Второй акт: ты уморительный, но это не смешно, я смеюсь от души, но мой собственный смех неведомым образом вызревает предательством. Ты куришь во всех направлениях, кольцами, облаками, дымом передавая свои послания, ты отказываешься признать, что тебя ранит, когда ты всего лишь ведомый. Ты все еще тот младший брат, который нуждается в указаниях. Теперь с более обширным лексиконом и большим опытом. Ты «переразогнул» колени и выпрямил ноги, слишком силен, чтобы упасть. Ты вызываешь у меня смех с привкусом горечи.
Третий акт: ты бессовестный. Не злой, но по-прежнему добровольно-бессознательный. Я верю, что ты физически сдал, как ушедший на пенсию, кроме, возможно, твоего предложения Сандре первого бокала вина, сделанного с затруднением, в манере, похожей на ту, что я видела на британском телевидении, но тем не менее, в эмоциональном плане ты заставляешь меня поверить, что Кеннет научился играть в эту игру. Теперь Кеннет с деньгами и с его собственной способностью манипулировать, гордящийся тем, что создал, а то, чем не гордится, он игнорирует. Есть, о чем жалеть, но он забыл свое прошлое и не очень-то беспокоится. Никаких больше платных школ. Недоверчивых взглядов. Твой подбородок выше, челюсть выдвинута. Стремление теперь более сдержанное, оно не ошалелое, но направленное.
Когда я вижу тебя ближе в этом акте, позже, я увижу это в конце пьесы: танцуя с Сандрой, ты произносишь слова песни ей в волосы, даже не на ухо. Ты не общаешься, ты заявляешь и знаешь, что можешь. Ты не безжалостен, но жалеешь лишь себя самого, ты прилип к урне брата, не признаешь обвинений, ты хочешь, чтобы все было гладко. Здесь ты менее активен, но наконец-то что-то похожее на реальные эмоции проскальзывает на твоем лице, даже когда ты заменяешь это образами в своей голове. Ты бесцелен, пока не создашь еще одну цель расточительства.
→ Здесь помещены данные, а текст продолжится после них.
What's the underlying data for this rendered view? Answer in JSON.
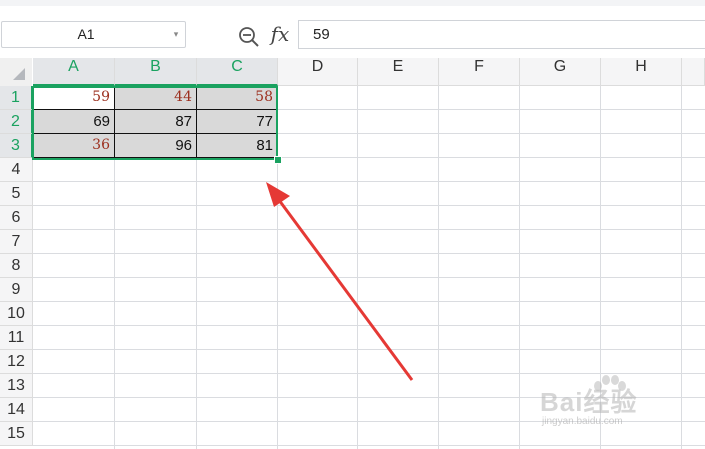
{
  "formula_bar": {
    "name_box": "A1",
    "dropdown_glyph": "▾",
    "zoom_icon": "zoom-icon",
    "fx_label": "fx",
    "formula_value": "59"
  },
  "columns": [
    "A",
    "B",
    "C",
    "D",
    "E",
    "F",
    "G",
    "H"
  ],
  "rows": [
    "1",
    "2",
    "3",
    "4",
    "5",
    "6",
    "7",
    "8",
    "9",
    "10",
    "11",
    "12",
    "13",
    "14",
    "15"
  ],
  "cells": {
    "r1": [
      "59",
      "44",
      "58"
    ],
    "r2": [
      "69",
      "87",
      "77"
    ],
    "r3": [
      "36",
      "96",
      "81"
    ]
  },
  "selection": {
    "range": "A1:C3",
    "active_cell": "A1"
  },
  "colors": {
    "accent": "#1aa260",
    "arrow": "#e53935",
    "red_text": "#9c2f1e"
  },
  "watermark": {
    "brand": "Bai经验",
    "url": "jingyan.baidu.com"
  }
}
Этот акт больно смотреть (в этот раз) и я много не смеюсь. Я не смеюсь над теми репликами, которые, полагаю, Бартлетт думал, будут смешными.
Третий акт. Ты слеп, мужчина, сознательно отказывающий в компенсации.
Когда поднимается занавес, ты улыбаешься и ты все еще «там», и главное, что я думаю, спускаясь по лестнице, что такого я никогда не видела, ты такой забавный и, тем не менее, играешь такую горькую роль, что я даже не знаю, видела ли я когда-либо тебя играющим роль настолько беззаботную, но с таким горьким подтекстом, что и прицепиться не к чему. Я могла хотя бы разозлиться на Джона Проктора, но на Кеннета я не могу даже злиться, ты создал его образ из всех этих абсурдных моментов, над которыми мы можем смеяться, потому что в большинстве своем они забыты до [тех моментов], когда мы не способны смеяться, потому что все это слишком реально, сама по себе бесцельность начинает причинять боль.
Что-то в том, как ты играешь этого героя, так сложно обозначить, я могла бы записать все, что ты делаешь и не осознать это даже тогда. Исполнение так же мимолетно, как и время, проведенное за просмотром, – ты изображаешь Кеннета и подкуриваешь сигарету, ты скуриваешь ее и выбрасываешь; как и пьеса, выброшенный час, который не вернуть и трудно воскрешать даже в памяти".